Sejarah Indonesia Sebelum Kemerdekaan
I.
Perjanjian Linggajati
Masuknya
AFNEI yang diboncengi NICA ke Indonesia karena Jepang menetapkan 'status quo'
di Indonesia menyebabkan terjadinya konflik antara Indonesia dengan Belanda,
seperti contohnya peristiwa 10 November, selain itu pemerintah Inggris menjadi
penanggung jawab untuk menyelesaikan konflik politik dan militer di Asia. Oleh
sebab itu, Sir Archibald Clark Kerr, Diplomat Inggris, mengundang Indonesia dan
Belanda untuk berunding di Hooge Veluwe, namun perundingan tersebut gagal karena
Indonesia meminta Belanda mengakui kedaulatannya atas Jawa, Sumatera dan Pulau
Madura, namun Belanda hanya mau mengakui Indonesia atas Jawa dan Madura saja.
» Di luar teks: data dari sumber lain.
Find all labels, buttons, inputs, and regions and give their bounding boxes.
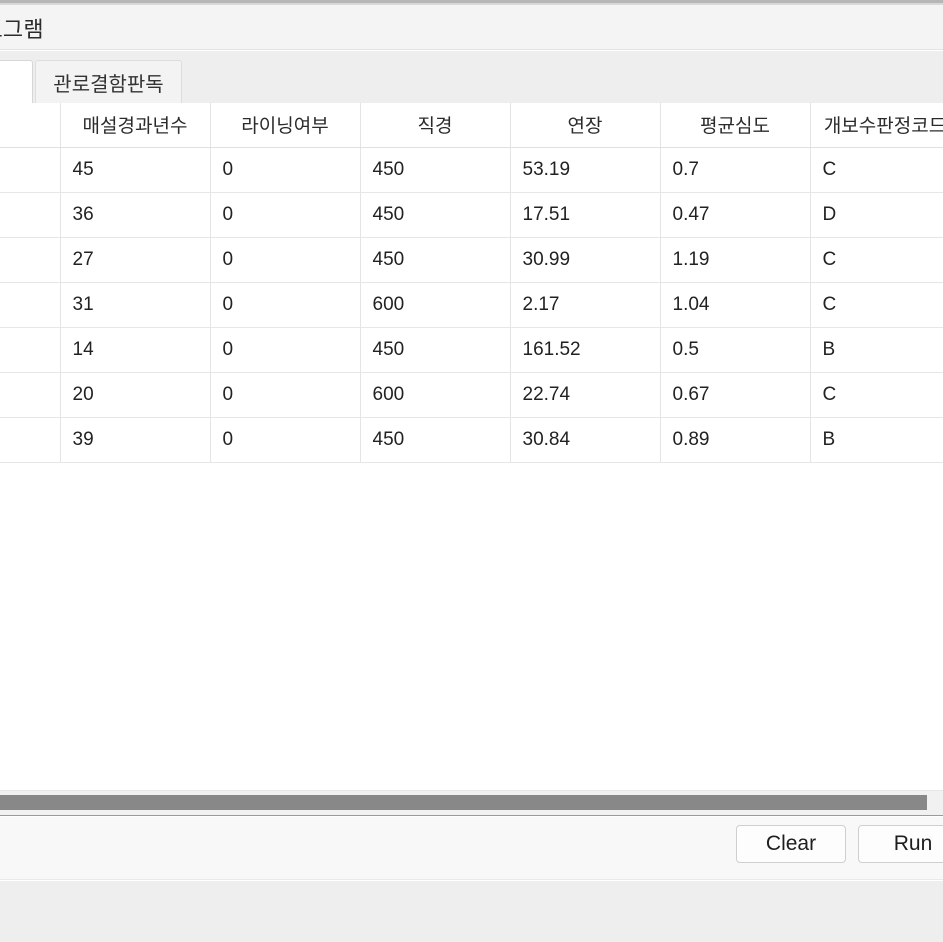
tab-pipe-defect-reading[interactable]: 관로결함판독 (35, 60, 182, 103)
table-header-row: 수 매설경과년수 라이닝여부 직경 연장 평균심도 개보수판정코드 (0, 103, 943, 148)
column-header-diameter[interactable]: 직경 (360, 103, 511, 148)
cell-lining: 0 (210, 282, 361, 328)
cell-count (0, 282, 61, 328)
cell-count (0, 327, 61, 373)
data-table: 수 매설경과년수 라이닝여부 직경 연장 평균심도 개보수판정코드 45 0 4… (0, 103, 943, 463)
cell-length: 2.17 (510, 282, 661, 328)
column-header-burial-years[interactable]: 매설경과년수 (60, 103, 211, 148)
cell-lining: 0 (210, 417, 361, 463)
cell-lining: 0 (210, 192, 361, 238)
cell-repair-code: C (810, 372, 943, 418)
cell-diameter: 450 (360, 192, 511, 238)
tab-strip: 측 관로결함판독 (0, 51, 943, 103)
scrollbar-thumb[interactable] (0, 795, 927, 810)
table-row[interactable]: 36 0 450 17.51 0.47 D (0, 192, 943, 238)
cell-diameter: 450 (360, 147, 511, 193)
cell-count (0, 192, 61, 238)
cell-lining: 0 (210, 147, 361, 193)
cell-count (0, 147, 61, 193)
clear-button[interactable]: Clear (736, 825, 846, 863)
cell-diameter: 450 (360, 327, 511, 373)
table-body: 45 0 450 53.19 0.7 C 36 0 450 17.51 0.47… (0, 147, 943, 463)
cell-length: 30.99 (510, 237, 661, 283)
cell-count (0, 237, 61, 283)
cell-repair-code: C (810, 147, 943, 193)
cell-diameter: 600 (360, 282, 511, 328)
cell-count (0, 417, 61, 463)
cell-repair-code: C (810, 282, 943, 328)
cell-repair-code: C (810, 237, 943, 283)
cell-avg-depth: 1.04 (660, 282, 811, 328)
cell-burial-years: 27 (60, 237, 211, 283)
cell-lining: 0 (210, 327, 361, 373)
cell-diameter: 600 (360, 372, 511, 418)
cell-repair-code: B (810, 327, 943, 373)
cell-length: 30.84 (510, 417, 661, 463)
cell-burial-years: 20 (60, 372, 211, 418)
bottom-filler-strip (0, 881, 943, 942)
tab-prediction[interactable]: 측 (0, 60, 33, 103)
column-header-length[interactable]: 연장 (510, 103, 661, 148)
table-row[interactable]: 45 0 450 53.19 0.7 C (0, 147, 943, 193)
table-row[interactable]: 31 0 600 2.17 1.04 C (0, 282, 943, 328)
cell-avg-depth: 1.19 (660, 237, 811, 283)
table-row[interactable]: 20 0 600 22.74 0.67 C (0, 372, 943, 418)
cell-repair-code: B (810, 417, 943, 463)
column-header-repair-code[interactable]: 개보수판정코드 (810, 103, 943, 148)
cell-diameter: 450 (360, 237, 511, 283)
cell-burial-years: 45 (60, 147, 211, 193)
application-window: 프로그램 측 관로결함판독 수 매설경과년수 라이닝여부 직경 연장 평균심도 … (0, 0, 943, 942)
column-header-lining[interactable]: 라이닝여부 (210, 103, 361, 148)
cell-avg-depth: 0.89 (660, 417, 811, 463)
title-bar: 프로그램 (0, 5, 943, 50)
cell-burial-years: 39 (60, 417, 211, 463)
column-header-count[interactable]: 수 (0, 103, 61, 148)
cell-diameter: 450 (360, 417, 511, 463)
cell-burial-years: 14 (60, 327, 211, 373)
cell-lining: 0 (210, 237, 361, 283)
cell-length: 53.19 (510, 147, 661, 193)
action-button-bar: Clear Run (0, 817, 943, 880)
cell-avg-depth: 0.47 (660, 192, 811, 238)
horizontal-scrollbar[interactable] (0, 790, 943, 816)
cell-burial-years: 31 (60, 282, 211, 328)
cell-avg-depth: 0.7 (660, 147, 811, 193)
table-row[interactable]: 27 0 450 30.99 1.19 C (0, 237, 943, 283)
window-title: 프로그램 (0, 17, 44, 42)
table-row[interactable]: 39 0 450 30.84 0.89 B (0, 417, 943, 463)
column-header-avg-depth[interactable]: 평균심도 (660, 103, 811, 148)
cell-count (0, 372, 61, 418)
cell-avg-depth: 0.67 (660, 372, 811, 418)
cell-avg-depth: 0.5 (660, 327, 811, 373)
cell-length: 22.74 (510, 372, 661, 418)
cell-repair-code: D (810, 192, 943, 238)
table-row[interactable]: 14 0 450 161.52 0.5 B (0, 327, 943, 373)
run-button[interactable]: Run (858, 825, 943, 863)
cell-lining: 0 (210, 372, 361, 418)
cell-burial-years: 36 (60, 192, 211, 238)
cell-length: 17.51 (510, 192, 661, 238)
data-table-container[interactable]: 수 매설경과년수 라이닝여부 직경 연장 평균심도 개보수판정코드 45 0 4… (0, 103, 943, 790)
cell-length: 161.52 (510, 327, 661, 373)
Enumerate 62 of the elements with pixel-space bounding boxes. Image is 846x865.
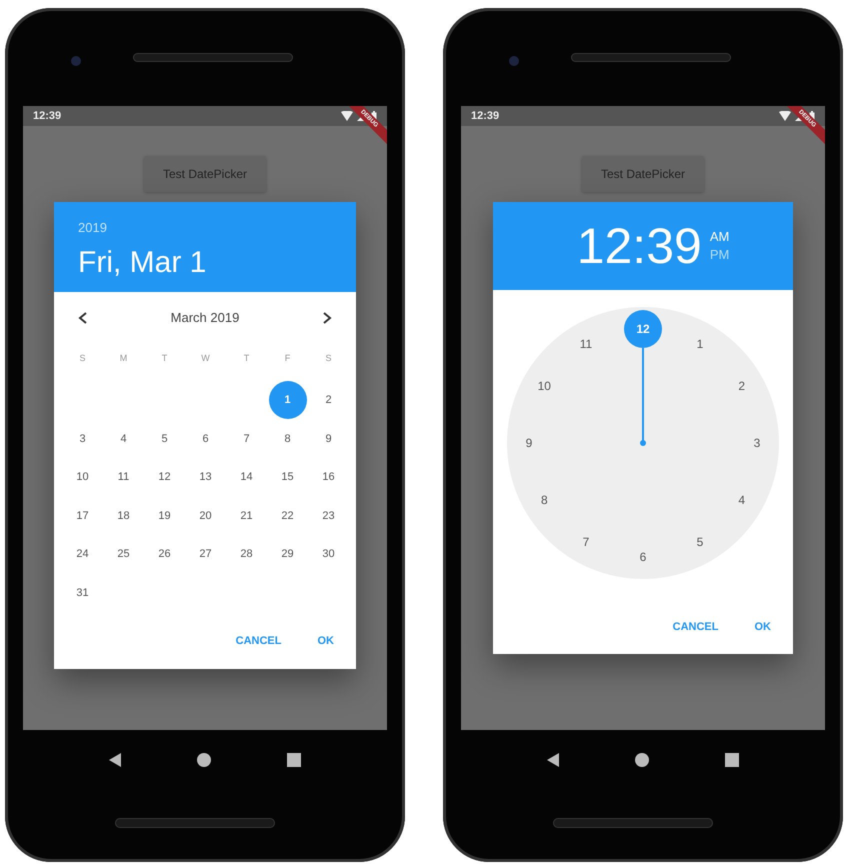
calendar-day[interactable]: 9 [310,420,348,458]
hour-number[interactable]: 11 [567,325,605,364]
calendar-day[interactable]: 12 [146,458,184,496]
status-time: 12:39 [33,108,62,124]
clock-face[interactable]: 12 1 2 3 4 5 6 7 8 9 10 11 [507,307,779,579]
weekday-label: T [242,352,250,364]
calendar-day[interactable]: 26 [146,536,184,574]
calendar-day[interactable]: 19 [146,497,184,536]
calendar-day[interactable]: 20 [186,497,224,536]
calendar-day[interactable]: 4 [104,420,142,458]
previous-month-icon[interactable] [78,312,88,324]
home-icon[interactable] [635,753,649,767]
weekday-label: W [200,352,211,364]
status-time: 12:39 [471,108,500,124]
weekday-label: S [78,352,86,364]
calendar-day[interactable]: 3 [64,420,102,458]
hour-number[interactable]: 9 [510,424,548,462]
month-label: March 2019 [170,309,240,327]
wifi-icon [779,111,791,121]
calendar-day[interactable]: 15 [268,458,306,496]
hour-number[interactable]: 1 [681,325,719,364]
calendar-day[interactable]: 2 [310,381,348,420]
calendar-day[interactable]: 25 [104,536,142,574]
weekday-label: M [118,352,128,364]
hour-number[interactable]: 10 [525,367,564,405]
calendar-day[interactable]: 27 [186,536,224,574]
calendar-day[interactable]: 14 [228,458,266,496]
hour-number[interactable]: 3 [738,424,776,462]
calendar-day[interactable]: 21 [228,497,266,536]
calendar-day[interactable]: 28 [228,536,266,574]
calendar-day[interactable]: 13 [186,458,224,496]
camera-icon [71,56,81,66]
calendar-day[interactable]: 24 [64,536,102,574]
calendar-day[interactable]: 7 [228,420,266,458]
hour-number[interactable]: 7 [567,522,605,561]
calendar-day[interactable]: 16 [310,458,348,496]
next-month-icon[interactable] [322,312,332,324]
camera-icon [509,56,519,66]
hour-number[interactable]: 2 [722,367,761,405]
calendar-day[interactable]: 30 [310,536,348,574]
calendar-day[interactable]: 5 [146,420,184,458]
weekday-label: T [160,352,168,364]
hour-number[interactable]: 6 [624,538,662,576]
back-icon[interactable] [109,753,121,767]
calendar-day[interactable]: 6 [186,420,224,458]
calendar-day[interactable]: 11 [104,458,142,496]
calendar-day[interactable]: 22 [268,497,306,536]
hour-number[interactable]: 8 [525,481,564,519]
calendar-day[interactable]: 18 [104,497,142,536]
calendar-day[interactable]: 17 [64,497,102,536]
calendar-day[interactable]: 31 [64,574,102,612]
hour-number[interactable]: 4 [722,481,761,519]
calendar-day[interactable]: 8 [268,420,306,458]
weekday-label: F [284,352,292,364]
home-icon[interactable] [197,753,211,767]
weekday-label: S [324,352,332,364]
calendar-day[interactable]: 29 [268,536,306,574]
wifi-icon [341,111,353,121]
calendar-day[interactable]: 10 [64,458,102,496]
back-icon[interactable] [547,753,559,767]
hour-number[interactable]: 5 [681,522,719,561]
calendar-day[interactable]: 23 [310,497,348,536]
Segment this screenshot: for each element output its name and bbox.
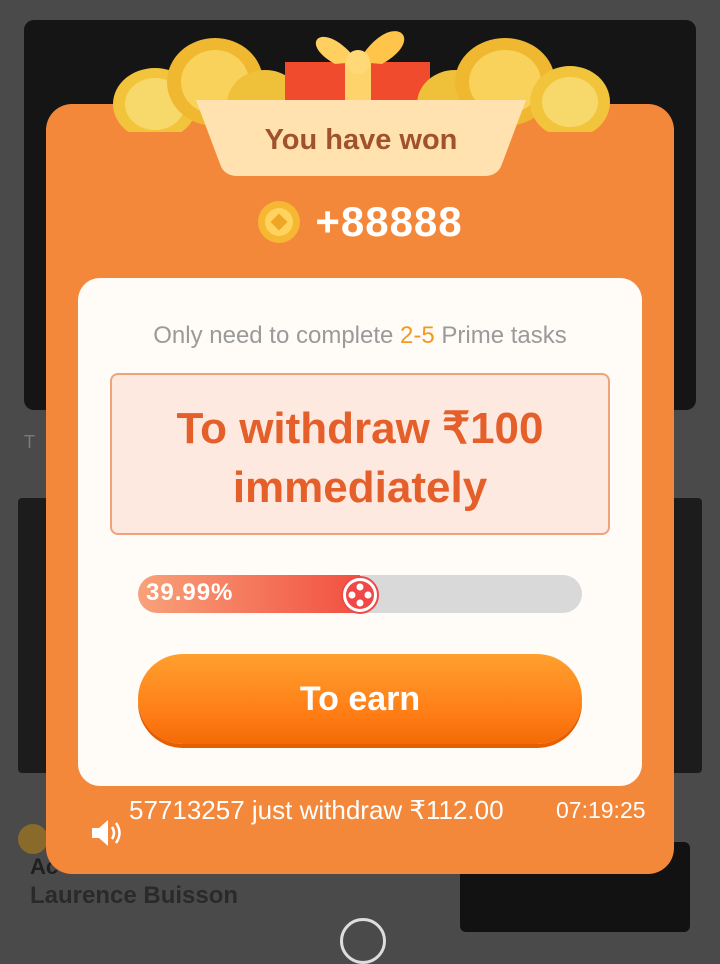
withdraw-ticker-time: 07:19:25 (556, 797, 646, 823)
reward-amount: +88888 (315, 198, 463, 245)
avatar (18, 824, 48, 854)
background-author-name: Laurence Buisson (30, 882, 239, 909)
reward-amount-row: +88888 (0, 198, 720, 246)
tasks-suffix: Prime tasks (434, 322, 567, 349)
speaker-icon (92, 820, 121, 846)
withdraw-offer-box: To withdraw ₹100 immediately (110, 373, 610, 535)
withdraw-ticker-text: 57713257 just withdraw ₹112.00 (129, 795, 504, 825)
background-play-button (340, 918, 386, 964)
task-card: Only need to complete 2-5 Prime tasks To… (78, 278, 642, 786)
tasks-requirement: Only need to complete 2-5 Prime tasks (78, 322, 642, 350)
withdraw-amount-text: To withdraw ₹100 (176, 404, 544, 453)
tasks-count-highlight: 2-5 (400, 322, 435, 349)
coin-icon (258, 201, 301, 243)
tasks-prefix: Only need to complete (153, 322, 401, 349)
withdraw-immediately-text: immediately (232, 463, 488, 512)
to-earn-button[interactable]: To earn (138, 654, 582, 744)
popup-title: You have won (264, 124, 458, 156)
background-caption: T (24, 432, 35, 452)
progress-knob-icon (341, 576, 379, 614)
progress-label: 39.99% (146, 579, 234, 606)
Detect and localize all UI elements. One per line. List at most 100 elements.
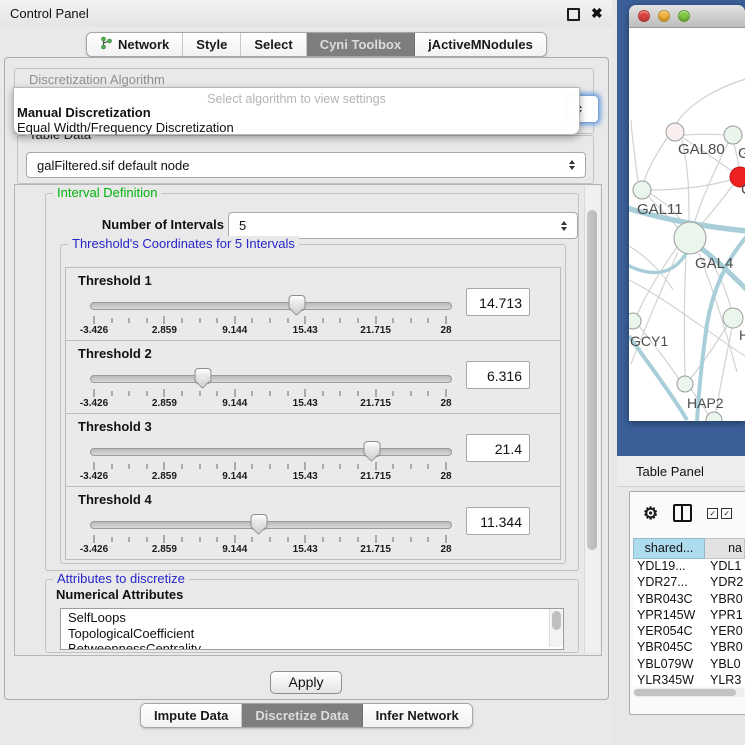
network-node-label: GAL4 xyxy=(695,255,733,272)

Dalam perundingan ini Indonesia diwakili oleh Sutan Syahrir, Belanda diwakili
oleh tim yang disebut Komisi Jendral dan dipimpin oleh Wim Schermerhorn dengan
anggota H.J. van Mook,dan Lord Killearn dari Inggris bertindak sebagai mediator
dalam perundingan ini.
Hasil
perundingannya yakni sebagai berikut:
1. Belanda
mengakui secara de facto wilayah Republik Indonesia atas Jawa, Madura, dan
Sumatera.
2. Akan
dibentuk negara federal dengan nama Indonesia Serikat yang salah satu negara
bagiannya adalah Republik Indonesia.
3. Dibentuk
Uni Indonesia-Belanda dengan ratu Belanda sebagai kepala uni.
4. Pembentukan
Republik Indonesia Serikat(RIS) dan Uni Indonesia-Belanda sebelum tanggal 1
Januari 1949.
II.
Perjanjian Renville
Secara
resmi perundingan baru dimulai tanggal 8 Desember 1947 di kapal Renville yang
berlabuh di perairan Jakarta dan ditengahi oleh KTN ( Komisi Tiga Negara), Commitee
of Good Office For Indonesia, yang terdiri dari Amerika Serikat, Belgia dan
Australia. Dengan melalui prosedur yang sulit, KTN berunding secara informal
dan melakukan desakan-desakan secara halus terhadap kedua belah pihak.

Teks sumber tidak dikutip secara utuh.